Stanford Law Professor: 'Restriction Has to Be at the Core' of Gun Rights

Stanford Law Professor: 'Restriction Has to Be at the Core' of Gun Rights

During a January 15th debate, “Guns in America: A Year After Sandy Hook,” Stanford law professor, John J. Donohue, said he supports “the right to self-defense … but restriction has to be at the core of this right.”

According to The Stanford Review, Donohue believes restrictions at this time should be focused on magazine capacity. During the debate, he said, “Making the criminal reload more often is a beneficial thing. Without question, lives are saved by the fact that they have to reload.”

Donohue gave examples of how “11 children were able to run out of the school room” at Sandy Hook Elementary while Adam Lanza reloaded, and he pointed out that witnesses were able to tackle Tucson gunman Jared Loughner while he reloaded. 

Although Donohue said he supported the right to self-defense, he criticized the growing emphasis on placing a good guy with a gun in places where bad guys with guns frequently attack. 

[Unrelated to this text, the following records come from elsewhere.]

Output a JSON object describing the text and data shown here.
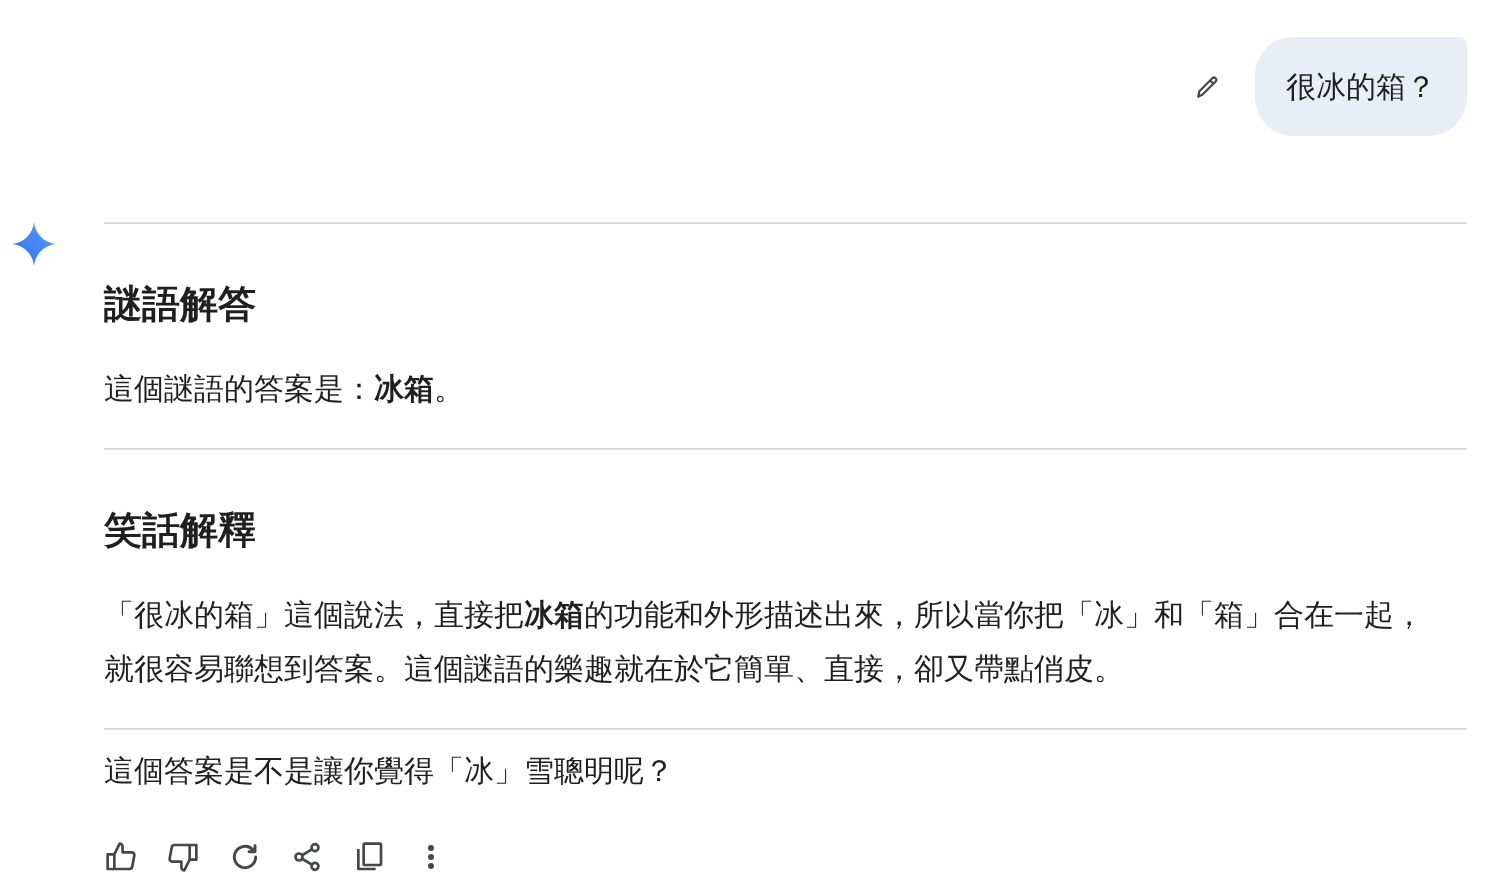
{
  "user_message": {
    "text": "很冰的箱？"
  },
  "response": {
    "blocks": [
      {
        "kind": "rule"
      },
      {
        "kind": "heading",
        "text": "謎語解答"
      },
      {
        "kind": "paragraph",
        "text": "這個謎語的答案是：**冰箱**。"
      },
      {
        "kind": "rule"
      },
      {
        "kind": "heading",
        "text": "笑話解釋"
      },
      {
        "kind": "paragraph",
        "text": "「很冰的箱」這個說法，直接把**冰箱**的功能和外形描述出來，所以當你把「冰」和「箱」合在一起，就很容易聯想到答案。這個謎語的樂趣就在於它簡單、直接，卻又帶點俏皮。"
      },
      {
        "kind": "rule"
      },
      {
        "kind": "paragraph",
        "text": "這個答案是不是讓你覺得「冰」雪聰明呢？"
      }
    ]
  }
}
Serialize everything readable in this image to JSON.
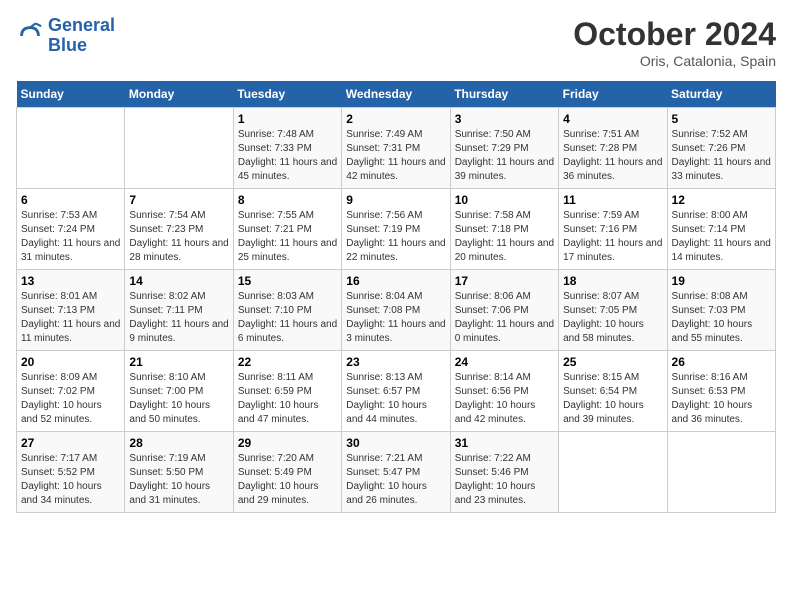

In December 2012, Breitbart News reported that a review panel investigating the heinous 2007 Virginia Tech attack determined that a “high capacity” magazine ban “would not have made that much difference in the incident.” The report also referenced Virginia Tech students with concealed carry permits who were pushing to have school policy changed so that permit holders would be the good guys who could fight back in an incident like the 2007 attack.